Wishing he could pretend he hadn’t seen the blink, he hit the button, braced for the worst.

“Meet me in my office in fifteen minutes,” Desiree’s voice snapped. “And come alone.”

“Shit!” He checked the time stamp on the message and saw that he was already an hour late. It didn’t matter whether she’d called to kick him out or give him another chance; being late wasn’t going to help. When the boss called a meeting, you showed. Or at least made a good effort to show. Stomach clenching on too many awful possibilities to name, he headed for her corner office. He wasn’t sure if he was relieved or bummed when he saw that her lights were still on, the door open.

He knocked on the doorframe, and the Dragon Lady— Dr. Soo , he corrected himself—looked up from her seat behind a wide desk. He couldn’t read her expression when she saw who it was. “Come on in.”

Her office was professionally done up in rich-looking blues and golds, accented with accessories that reflected her specialty of ancient Egyptian art. He wasn’t sure, but the delicate faience bowl set in a case just inside the door looked real. Not willing to chance knocking it over, he gave the thing a wide berth as he stepped over the threshold.

“Shut the door,” she ordered, returning her attention to her laptop computer screen. Her tone didn’t make it sound like she’d reconsidered her decision on his thesis—more like she was getting ready to kick him out. He was pretty sure she couldn’t do that without Anna’s okay . . . but then again, it was entirely possible that Anna had okayed it and hadn’t had the guts to tell him herself, he thought on a low burn of anger that was both foreign and tempting.

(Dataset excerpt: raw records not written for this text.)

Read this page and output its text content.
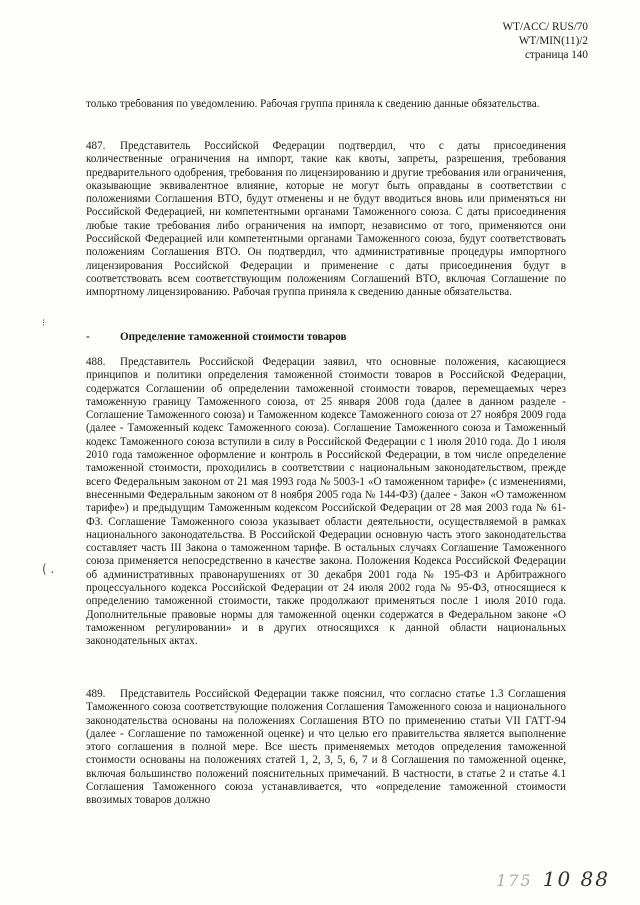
WT/ACC/ RUS/70
WT/MIN(11)/2
страница 140

только требования по уведомлению. Рабочая группа приняла к сведению данные обязательства.

487. Представитель Российской Федерации подтвердил, что с даты присоединения количественные ограничения на импорт, такие как квоты, запреты, разрешения, требования предварительного одобрения, требования по лицензированию и другие требования или ограничения, оказывающие эквивалентное влияние, которые не могут быть оправданы в соответствии с положениями Соглашения ВТО, будут отменены и не будут вводиться вновь или применяться ни Российской Федерацией, ни компетентными органами Таможенного союза. С даты присоединения любые такие требования либо ограничения на импорт, независимо от того, применяются они Российской Федерацией или компетентными органами Таможенного союза, будут соответствовать положениям Соглашения ВТО. Он подтвердил, что административные процедуры импортного лицензирования Российской Федерации и применение с даты присоединения будут в соответствовать всем соответствующим положениям Соглашений ВТО, включая Соглашение по импортному лицензированию. Рабочая группа приняла к сведению данные обязательства.

-	Определение таможенной стоимости товаров

488. Представитель Российской Федерации заявил, что основные положения, касающиеся принципов и политики определения таможенной стоимости товаров в Российской Федерации, содержатся Соглашении об определении таможенной стоимости товаров, перемещаемых через таможенную границу Таможенного союза, от 25 января 2008 года (далее в данном разделе - Соглашение Таможенного союза) и Таможенном кодексе Таможенного союза от 27 ноября 2009 года (далее - Таможенный кодекс Таможенного союза). Соглашение Таможенного союза и Таможенный кодекс Таможенного союза вступили в силу в Российской Федерации с 1 июля 2010 года. До 1 июля 2010 года таможенное оформление и контроль в Российской Федерации, в том числе определение таможенной стоимости, проходились в соответствии с национальным законодательством, прежде всего Федеральным законом от 21 мая 1993 года № 5003-1 «О таможенном тарифе» (с изменениями, внесенными Федеральным законом от 8 ноября 2005 года № 144-ФЗ) (далее - Закон «О таможенном тарифе») и предыдущим Таможенным кодексом Российской Федерации от 28 мая 2003 года № 61-ФЗ. Соглашение Таможенного союза указывает области деятельности, осуществляемой в рамках национального законодательства. В Российской Федерации основную часть этого законодательства составляет часть III Закона о таможенном тарифе. В остальных случаях Соглашение Таможенного союза применяется непосредственно в качестве закона. Положения Кодекса Российской Федерации об административных правонарушениях от 30 декабря 2001 года № 195-ФЗ и Арбитражного процессуального кодекса Российской Федерации от 24 июля 2002 года № 95-ФЗ, относящиеся к определению таможенной стоимости, также продолжают применяться после 1 июля 2010 года. Дополнительные правовые нормы для таможенной оценки содержатся в Федеральном законе «О таможенном регулировании» и в других относящихся к данной области национальных законодательных актах.

489. Представитель Российской Федерации также пояснил, что согласно статье 1.3 Соглашения Таможенного союза соответствующие положения Соглашения Таможенного союза и национального законодательства основаны на положениях Соглашения ВТО по применению статьи VII ГАТТ-94 (далее - Соглашение по таможенной оценке) и что целью его правительства является выполнение этого соглашения в полной мере. Все шесть применяемых методов определения таможенной стоимости основаны на положениях статей 1, 2, 3, 5, 6, 7 и 8 Соглашения по таможенной оценке, включая большинство положений пояснительных примечаний. В частности, в статье 2 и статье 4.1 Соглашения Таможенного союза устанавливается, что «определение таможенной стоимости ввозимых товаров должно

⁝
( .
175 10 88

“Sit.” Again with the orders, but he wasn’t about to argue. At least not until she said she was kicking him out.

He took one of two chairs set opposite her desk, both of which were made of dark, carved wood and somehow managed to be big and imposing at the same time that they were delicate and feminine. The chair creaked under his weight; that was the only sound in the room for close to five minutes, as she kept reading and he sat in silence, partly because he wanted to wait her out, partly because flapping his trap had already gotten him in enough trouble that day.

Finally the Dragon Lady hit a couple of keys and pushed the laptop away, then looked him up and down and up again, until he started twitching under her scrutiny. Just when he was getting ready to break the silence, she said, “You know something, Lucius?” She tapped one high-gloss nail against her lower lip. “I like you.”

On a one-to-ten scale of what he’d expected to hear, that ranked about a minus fifty. “Excuse me?”

“I like you,” she repeated, “which is why I’m going to do something I almost never do. I’m going to give you another chance.”

If anyone else on the faculty had said that, he would’ve thanked the hell out of them, and then asked when they should reschedule his thesis defense. Given who he was talking to and what she’d been up to lately, his first and potentially suicidal response was, “What’s the catch?”